RATIONALE - Ca binding to the troponin complex represents a major portion of cytosolic Ca buffering. Troponin mutations that increase myofilament Ca sensitivity are associated with familial hypertrophic cardiomyopathy and confer a high risk for sudden death. In mice, Ca sensitization causes ventricular arrhythmias, but the underlying mechanisms remain unclear.
OBJECTIVE - To test the hypothesis that myofilament Ca sensitization increases cytosolic Ca buffering and to determine the resulting arrhythmogenic changes in Ca homeostasis in the intact mouse heart.

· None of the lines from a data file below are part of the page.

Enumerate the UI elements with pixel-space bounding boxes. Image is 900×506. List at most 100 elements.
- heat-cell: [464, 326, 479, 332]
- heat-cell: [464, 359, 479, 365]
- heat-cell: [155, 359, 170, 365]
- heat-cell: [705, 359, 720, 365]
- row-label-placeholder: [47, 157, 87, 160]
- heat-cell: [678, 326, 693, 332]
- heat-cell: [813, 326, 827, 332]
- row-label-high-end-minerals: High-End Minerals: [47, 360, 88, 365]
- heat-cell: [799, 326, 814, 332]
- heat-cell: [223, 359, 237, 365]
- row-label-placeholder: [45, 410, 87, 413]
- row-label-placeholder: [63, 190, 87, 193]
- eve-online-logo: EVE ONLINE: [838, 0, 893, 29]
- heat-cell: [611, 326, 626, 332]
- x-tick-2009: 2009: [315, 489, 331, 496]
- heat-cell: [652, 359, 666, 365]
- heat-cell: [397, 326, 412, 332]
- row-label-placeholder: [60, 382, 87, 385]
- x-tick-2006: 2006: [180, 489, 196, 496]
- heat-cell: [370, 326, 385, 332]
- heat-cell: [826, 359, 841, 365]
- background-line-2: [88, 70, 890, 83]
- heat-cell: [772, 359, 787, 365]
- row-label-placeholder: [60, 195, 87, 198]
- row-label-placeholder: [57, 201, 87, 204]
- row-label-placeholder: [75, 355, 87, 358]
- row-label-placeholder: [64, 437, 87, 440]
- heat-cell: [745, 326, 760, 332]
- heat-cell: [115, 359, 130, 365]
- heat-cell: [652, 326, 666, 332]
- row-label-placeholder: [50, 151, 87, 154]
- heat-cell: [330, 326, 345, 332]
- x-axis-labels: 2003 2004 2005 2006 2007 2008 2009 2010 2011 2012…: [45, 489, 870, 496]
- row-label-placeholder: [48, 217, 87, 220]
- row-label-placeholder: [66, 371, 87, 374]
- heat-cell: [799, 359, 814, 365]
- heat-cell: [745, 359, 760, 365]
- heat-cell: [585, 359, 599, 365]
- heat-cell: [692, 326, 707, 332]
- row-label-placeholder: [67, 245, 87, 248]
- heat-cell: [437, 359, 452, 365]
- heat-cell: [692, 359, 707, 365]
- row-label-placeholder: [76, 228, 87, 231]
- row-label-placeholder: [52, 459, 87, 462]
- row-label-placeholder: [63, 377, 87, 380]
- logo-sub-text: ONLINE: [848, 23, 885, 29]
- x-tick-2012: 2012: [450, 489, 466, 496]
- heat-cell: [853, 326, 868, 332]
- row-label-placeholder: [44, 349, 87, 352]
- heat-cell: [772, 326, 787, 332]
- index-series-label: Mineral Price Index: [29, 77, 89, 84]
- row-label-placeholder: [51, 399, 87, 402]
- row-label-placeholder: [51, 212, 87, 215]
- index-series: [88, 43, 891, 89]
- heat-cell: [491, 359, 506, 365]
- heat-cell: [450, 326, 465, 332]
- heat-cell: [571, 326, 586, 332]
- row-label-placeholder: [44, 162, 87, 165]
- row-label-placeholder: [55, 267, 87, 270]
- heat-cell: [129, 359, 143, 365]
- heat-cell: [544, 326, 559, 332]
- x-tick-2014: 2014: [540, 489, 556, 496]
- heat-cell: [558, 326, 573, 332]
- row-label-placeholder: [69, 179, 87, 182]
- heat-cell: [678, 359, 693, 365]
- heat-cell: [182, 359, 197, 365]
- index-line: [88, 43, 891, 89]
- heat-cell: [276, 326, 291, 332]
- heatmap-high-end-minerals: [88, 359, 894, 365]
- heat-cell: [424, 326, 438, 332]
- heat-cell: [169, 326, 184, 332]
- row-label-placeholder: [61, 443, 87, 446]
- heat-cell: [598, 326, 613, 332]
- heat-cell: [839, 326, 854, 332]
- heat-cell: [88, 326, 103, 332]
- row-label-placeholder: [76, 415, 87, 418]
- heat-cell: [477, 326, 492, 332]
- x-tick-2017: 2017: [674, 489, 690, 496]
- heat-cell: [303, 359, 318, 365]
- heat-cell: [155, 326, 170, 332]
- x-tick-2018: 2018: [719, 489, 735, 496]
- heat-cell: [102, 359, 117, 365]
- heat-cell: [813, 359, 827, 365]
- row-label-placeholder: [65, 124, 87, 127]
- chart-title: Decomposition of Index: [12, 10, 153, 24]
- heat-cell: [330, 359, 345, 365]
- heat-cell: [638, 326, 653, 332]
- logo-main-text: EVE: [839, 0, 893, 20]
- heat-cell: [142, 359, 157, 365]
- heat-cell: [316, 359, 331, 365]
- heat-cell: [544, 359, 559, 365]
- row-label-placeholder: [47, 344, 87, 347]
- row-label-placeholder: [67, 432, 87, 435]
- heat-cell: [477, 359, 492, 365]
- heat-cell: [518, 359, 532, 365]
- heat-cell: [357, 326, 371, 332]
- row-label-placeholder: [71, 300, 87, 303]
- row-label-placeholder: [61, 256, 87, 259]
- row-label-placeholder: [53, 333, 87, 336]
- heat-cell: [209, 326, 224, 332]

METHODS AND RESULTS - Using cardiomyocytes isolated from mice expressing troponin T (TnT) mutants (TnT-I79N, TnT-F110I, TnT-R278C), we found that increasing myofilament Ca sensitivity produced a proportional increase in cytosolic Ca binding. The underlying cause was an increase in the cytosolic Ca binding affinity, whereas maximal Ca binding capacity was unchanged. The effect was sufficiently large to alter Ca handling in intact mouse hearts at physiological heart rates, resulting in increased end-diastolic [Ca] at fast pacing rates, and enhanced sarcoplasmic reticulum Ca content and release after pauses. Accordingly, action potential (AP) regulation was altered, with postpause action potential prolongation, afterdepolarizations, and triggered activity. Acute Ca sensitization with EMD 57033 mimicked the effects of Ca-sensitizing TnT mutants and produced pause-dependent ventricular ectopy and sustained ventricular tachycardia after acute myocardial infarction.
CONCLUSIONS - Myofilament Ca sensitization increases cytosolic Ca binding affinity. A major proarrhythmic consequence is a pause-dependent potentiation of Ca release, action potential prolongation, and triggered activity. Increased cytosolic Ca binding represents a novel mechanism of pause-dependent arrhythmia that may be relevant for inherited and acquired cardiomyopathies.